Sonuç olarak, asırlarca müşterek bir tarihi paylaşan Türkler ile Araplar Birinci Dünya Savaşı’nın sonunda yol ayrımına gelmişler ancak tarafların ilişkileri tamamıyla bitmemiştir. Türkler Anadolu’da milli bir devlet kurmaya çalışırken -henüz tamamlanmamış olsa da- Araplar da kendi geleceklerini düzenleme arayışına girmişlerdir. Türkiye Millî Mücadele sonunda, Lozan anlaşmasında Birinci Dünya Savaşı’nın galip devletleriyle masaya oturduğunda karşılaştığı problemlerden biri de eski coğrafya ile ilişkilerini nasıl sürdüreceği meselesi olmuştur. Yapılan pazarlıklar sonunda Türkiye’nin bağımsızlığı kabul edilirken, aynı zamanda eski ortakları şimdi ise komşuları olan Arap ülkeleriyle ilişkilerine kısıtlamalar getirilmiştir. Türkiye anlaşmanın getirdiği kısıtlamalara rağmen imkanları ölçüsünde ve Batılı mandacıları rahatsız etmeyecek alanlarda Arap komşularıyla özellikle Lozan anlaşmasına konu olmamış olan ülkeler ile ilişkiler kurmaya özen göstermiştir. Türk Diplomatik Arşivinde bu konuda yapılan girişimlerin yüzlerce belgesi yer almaktadır. Türkiye’nin bu gayreti muhataplarının da ilgisini çekmiş ve ikinci dünya savaşı öncesi birçok Arap ülkesiyle dostluk, komşuluk ve savunma anlaşmaları yapmayı başarmıştır.

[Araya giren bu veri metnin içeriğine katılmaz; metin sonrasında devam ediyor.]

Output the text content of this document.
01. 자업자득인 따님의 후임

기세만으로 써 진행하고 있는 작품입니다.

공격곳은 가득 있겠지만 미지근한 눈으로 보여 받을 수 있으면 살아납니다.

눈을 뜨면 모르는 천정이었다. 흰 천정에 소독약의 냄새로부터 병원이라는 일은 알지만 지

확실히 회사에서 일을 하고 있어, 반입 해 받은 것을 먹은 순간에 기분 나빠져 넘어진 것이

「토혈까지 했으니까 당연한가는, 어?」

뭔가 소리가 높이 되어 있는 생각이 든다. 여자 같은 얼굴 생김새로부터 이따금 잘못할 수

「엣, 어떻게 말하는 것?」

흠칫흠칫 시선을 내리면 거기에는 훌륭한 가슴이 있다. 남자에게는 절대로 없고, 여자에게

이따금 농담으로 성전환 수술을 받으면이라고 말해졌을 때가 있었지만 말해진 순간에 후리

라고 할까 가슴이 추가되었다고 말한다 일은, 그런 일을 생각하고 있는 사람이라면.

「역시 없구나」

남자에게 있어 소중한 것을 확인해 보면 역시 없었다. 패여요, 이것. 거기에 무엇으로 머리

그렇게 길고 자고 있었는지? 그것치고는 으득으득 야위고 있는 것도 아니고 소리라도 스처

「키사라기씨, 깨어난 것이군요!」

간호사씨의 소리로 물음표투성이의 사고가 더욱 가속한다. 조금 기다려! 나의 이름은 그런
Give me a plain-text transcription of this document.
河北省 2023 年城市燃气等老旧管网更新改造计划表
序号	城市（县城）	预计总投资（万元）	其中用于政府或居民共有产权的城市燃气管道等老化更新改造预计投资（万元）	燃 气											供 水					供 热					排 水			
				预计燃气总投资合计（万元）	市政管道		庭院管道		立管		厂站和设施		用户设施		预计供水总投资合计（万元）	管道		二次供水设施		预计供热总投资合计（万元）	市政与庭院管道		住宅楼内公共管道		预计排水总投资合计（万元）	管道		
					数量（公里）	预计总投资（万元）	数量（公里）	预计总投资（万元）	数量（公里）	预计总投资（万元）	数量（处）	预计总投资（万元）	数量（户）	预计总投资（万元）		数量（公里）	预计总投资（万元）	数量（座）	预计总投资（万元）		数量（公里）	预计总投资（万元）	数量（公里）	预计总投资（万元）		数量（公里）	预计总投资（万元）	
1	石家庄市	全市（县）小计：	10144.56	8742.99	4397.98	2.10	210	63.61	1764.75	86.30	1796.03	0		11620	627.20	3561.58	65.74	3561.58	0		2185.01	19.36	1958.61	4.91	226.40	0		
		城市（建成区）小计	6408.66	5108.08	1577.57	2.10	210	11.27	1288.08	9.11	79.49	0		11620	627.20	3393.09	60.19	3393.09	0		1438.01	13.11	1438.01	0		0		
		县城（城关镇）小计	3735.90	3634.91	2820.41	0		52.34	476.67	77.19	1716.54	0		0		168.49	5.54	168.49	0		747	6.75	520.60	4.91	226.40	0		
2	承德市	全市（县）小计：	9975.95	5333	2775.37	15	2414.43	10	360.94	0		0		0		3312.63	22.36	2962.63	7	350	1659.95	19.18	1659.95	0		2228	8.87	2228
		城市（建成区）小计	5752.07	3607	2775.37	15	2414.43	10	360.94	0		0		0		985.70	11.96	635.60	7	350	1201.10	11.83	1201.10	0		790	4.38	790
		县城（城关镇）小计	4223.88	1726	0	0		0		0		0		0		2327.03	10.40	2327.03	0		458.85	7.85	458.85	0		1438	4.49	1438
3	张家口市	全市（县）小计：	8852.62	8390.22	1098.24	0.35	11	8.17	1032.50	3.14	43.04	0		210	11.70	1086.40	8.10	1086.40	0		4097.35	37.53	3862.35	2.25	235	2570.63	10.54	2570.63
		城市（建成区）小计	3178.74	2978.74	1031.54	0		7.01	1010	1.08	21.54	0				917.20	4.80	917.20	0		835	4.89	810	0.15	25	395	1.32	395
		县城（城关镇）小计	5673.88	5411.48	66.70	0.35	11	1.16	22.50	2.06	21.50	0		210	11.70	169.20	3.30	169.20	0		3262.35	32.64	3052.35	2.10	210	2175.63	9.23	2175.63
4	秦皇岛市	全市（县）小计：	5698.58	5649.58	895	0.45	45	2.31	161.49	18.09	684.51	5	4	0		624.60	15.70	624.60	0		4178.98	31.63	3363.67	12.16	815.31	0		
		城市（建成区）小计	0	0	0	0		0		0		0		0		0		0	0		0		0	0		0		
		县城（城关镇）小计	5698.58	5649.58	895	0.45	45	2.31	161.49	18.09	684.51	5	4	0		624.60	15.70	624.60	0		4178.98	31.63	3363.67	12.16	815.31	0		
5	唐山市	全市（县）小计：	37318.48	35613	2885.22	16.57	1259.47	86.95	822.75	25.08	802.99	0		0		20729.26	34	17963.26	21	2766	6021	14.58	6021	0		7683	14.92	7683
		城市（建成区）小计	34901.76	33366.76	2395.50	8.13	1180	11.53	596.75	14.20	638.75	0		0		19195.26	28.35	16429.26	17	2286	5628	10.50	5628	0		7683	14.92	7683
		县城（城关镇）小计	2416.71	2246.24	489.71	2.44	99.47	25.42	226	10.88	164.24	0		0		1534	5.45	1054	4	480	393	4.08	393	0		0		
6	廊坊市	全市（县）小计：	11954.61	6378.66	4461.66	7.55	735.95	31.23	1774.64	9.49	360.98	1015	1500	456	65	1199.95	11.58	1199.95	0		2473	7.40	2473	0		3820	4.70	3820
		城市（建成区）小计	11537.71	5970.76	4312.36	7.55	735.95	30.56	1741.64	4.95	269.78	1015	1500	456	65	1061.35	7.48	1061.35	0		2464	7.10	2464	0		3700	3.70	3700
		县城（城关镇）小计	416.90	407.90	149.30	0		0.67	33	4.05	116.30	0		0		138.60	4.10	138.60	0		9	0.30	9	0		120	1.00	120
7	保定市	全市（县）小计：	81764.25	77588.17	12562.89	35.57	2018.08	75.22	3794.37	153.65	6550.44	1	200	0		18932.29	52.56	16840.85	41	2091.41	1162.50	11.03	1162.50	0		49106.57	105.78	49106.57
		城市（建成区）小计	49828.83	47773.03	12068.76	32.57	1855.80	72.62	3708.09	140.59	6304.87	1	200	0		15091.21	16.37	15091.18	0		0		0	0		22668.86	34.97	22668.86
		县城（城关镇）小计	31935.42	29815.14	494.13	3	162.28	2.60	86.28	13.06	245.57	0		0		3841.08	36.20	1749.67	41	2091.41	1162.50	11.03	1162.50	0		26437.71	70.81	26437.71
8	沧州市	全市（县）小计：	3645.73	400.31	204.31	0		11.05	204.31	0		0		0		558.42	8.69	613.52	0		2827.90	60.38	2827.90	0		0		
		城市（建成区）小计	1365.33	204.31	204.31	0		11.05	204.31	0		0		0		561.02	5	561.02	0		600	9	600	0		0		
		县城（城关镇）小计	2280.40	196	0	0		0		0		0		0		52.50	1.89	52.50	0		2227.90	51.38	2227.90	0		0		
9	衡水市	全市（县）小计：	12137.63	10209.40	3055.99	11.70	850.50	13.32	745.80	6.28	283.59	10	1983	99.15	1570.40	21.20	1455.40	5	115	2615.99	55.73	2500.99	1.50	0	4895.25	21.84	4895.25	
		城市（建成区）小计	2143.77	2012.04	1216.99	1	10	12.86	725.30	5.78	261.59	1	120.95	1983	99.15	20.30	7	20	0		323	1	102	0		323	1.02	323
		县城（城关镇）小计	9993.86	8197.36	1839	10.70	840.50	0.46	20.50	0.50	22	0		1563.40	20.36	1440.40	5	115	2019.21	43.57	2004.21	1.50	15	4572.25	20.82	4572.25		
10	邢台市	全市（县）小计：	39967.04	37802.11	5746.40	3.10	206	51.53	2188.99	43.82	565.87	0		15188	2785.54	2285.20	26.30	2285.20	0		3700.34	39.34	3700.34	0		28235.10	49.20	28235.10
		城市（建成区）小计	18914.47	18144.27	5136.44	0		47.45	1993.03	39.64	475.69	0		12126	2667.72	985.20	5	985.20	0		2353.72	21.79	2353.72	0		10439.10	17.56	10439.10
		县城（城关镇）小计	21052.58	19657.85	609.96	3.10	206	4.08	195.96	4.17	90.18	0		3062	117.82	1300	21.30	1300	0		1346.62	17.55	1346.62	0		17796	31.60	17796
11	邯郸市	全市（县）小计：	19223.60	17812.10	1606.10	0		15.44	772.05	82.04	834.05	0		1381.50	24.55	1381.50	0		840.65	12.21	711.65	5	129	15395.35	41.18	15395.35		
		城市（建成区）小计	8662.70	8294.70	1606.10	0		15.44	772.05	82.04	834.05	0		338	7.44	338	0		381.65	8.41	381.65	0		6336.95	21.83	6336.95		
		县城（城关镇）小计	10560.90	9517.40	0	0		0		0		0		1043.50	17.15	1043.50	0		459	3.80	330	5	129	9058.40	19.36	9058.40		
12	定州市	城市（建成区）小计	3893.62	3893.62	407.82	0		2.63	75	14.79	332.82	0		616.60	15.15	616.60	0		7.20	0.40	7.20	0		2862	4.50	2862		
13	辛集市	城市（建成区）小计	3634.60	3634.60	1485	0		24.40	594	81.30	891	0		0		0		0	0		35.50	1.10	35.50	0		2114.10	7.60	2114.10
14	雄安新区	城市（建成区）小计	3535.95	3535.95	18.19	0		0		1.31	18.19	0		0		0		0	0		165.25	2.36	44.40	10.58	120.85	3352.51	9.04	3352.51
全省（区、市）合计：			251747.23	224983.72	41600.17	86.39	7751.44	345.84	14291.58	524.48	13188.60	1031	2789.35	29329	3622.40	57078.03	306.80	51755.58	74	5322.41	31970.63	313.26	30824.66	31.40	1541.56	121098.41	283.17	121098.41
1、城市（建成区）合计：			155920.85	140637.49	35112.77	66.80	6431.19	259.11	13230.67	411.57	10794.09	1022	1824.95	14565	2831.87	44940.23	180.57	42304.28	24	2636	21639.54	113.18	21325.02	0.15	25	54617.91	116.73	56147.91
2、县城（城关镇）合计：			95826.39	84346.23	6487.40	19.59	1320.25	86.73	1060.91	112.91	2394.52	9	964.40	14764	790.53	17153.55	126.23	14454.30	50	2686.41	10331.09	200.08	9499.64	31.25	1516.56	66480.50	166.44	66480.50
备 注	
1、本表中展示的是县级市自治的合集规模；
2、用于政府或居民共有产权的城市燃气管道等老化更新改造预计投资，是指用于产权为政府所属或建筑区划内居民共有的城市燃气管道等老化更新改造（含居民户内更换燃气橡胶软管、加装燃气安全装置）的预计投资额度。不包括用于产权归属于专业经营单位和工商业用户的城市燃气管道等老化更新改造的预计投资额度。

Lozan her ne kadar Türk dış politikasına bir kısıtlama getirmiş ise de aynı zamanda bir düzeni temsil ediyordu. Bu yüzden Türkiye Cumhuriyeti’nin gerçekçi politikalar çerçevesinde mümkün olanı yapmasına da izin veriyordu. Oysa II. Dünya Savaşı’ndan sonra özellikle Türkiye’nin NATO’ya girmesinden itibaren bu imkân daha da kısıtlanmış ve Berlin Duvarı’nın yıkılışına kadar dış politikada Türkiye’nin eli kolu bağlanmıştır. Bu da Ortadoğu ve Kuzey Afrika’da negatif bir algının oluşmasına zemin hazırlamıştır. Türkiye 2000li yıllardan sonra ortaya çıkan uluslararası imkânları iyi değerlendirip bu algıyı değiştirecek ve Ortadoğu ve Kuzey Afrika ile ilişkileri yeniden düzenlemeye çalışacaktır. Ancak 2011 yılından itibaren ortaya çıkan ve bölge dengelerini sarsan Arap Baharı sonrasındaki gelişmeler bu taze ilişkileri de sekteye uğratacaktır. Bu on yıllık dilimlerden sonra şimdi doğru kullanılması gereken bir fırsat doğmuştur. Bu yüzden küçük ve etkisiz gibi görünse de Ürdün’de Lozan üzerinden daha güvenli bir Ortadoğu arayışı anlamlı olmuştur. İyi kullanılması ve sürdürülebilir olması halinde domino etkisi göstereceğinde kuşku yoktur. Bölgesel arayışların sürdüğü bu dönemde sahip olduğu yumuşak güç araçlarıyla Türkiye, Ortadoğu ve Kuzey Afrika’da daha fazla faaliyet göstererek iş birliği, kalkınma ve dayanışmanın lokomotifi olmalıdır.

Kabul etmeliyiz ki Türkiye kendi coğrafyasından daha büyüktür.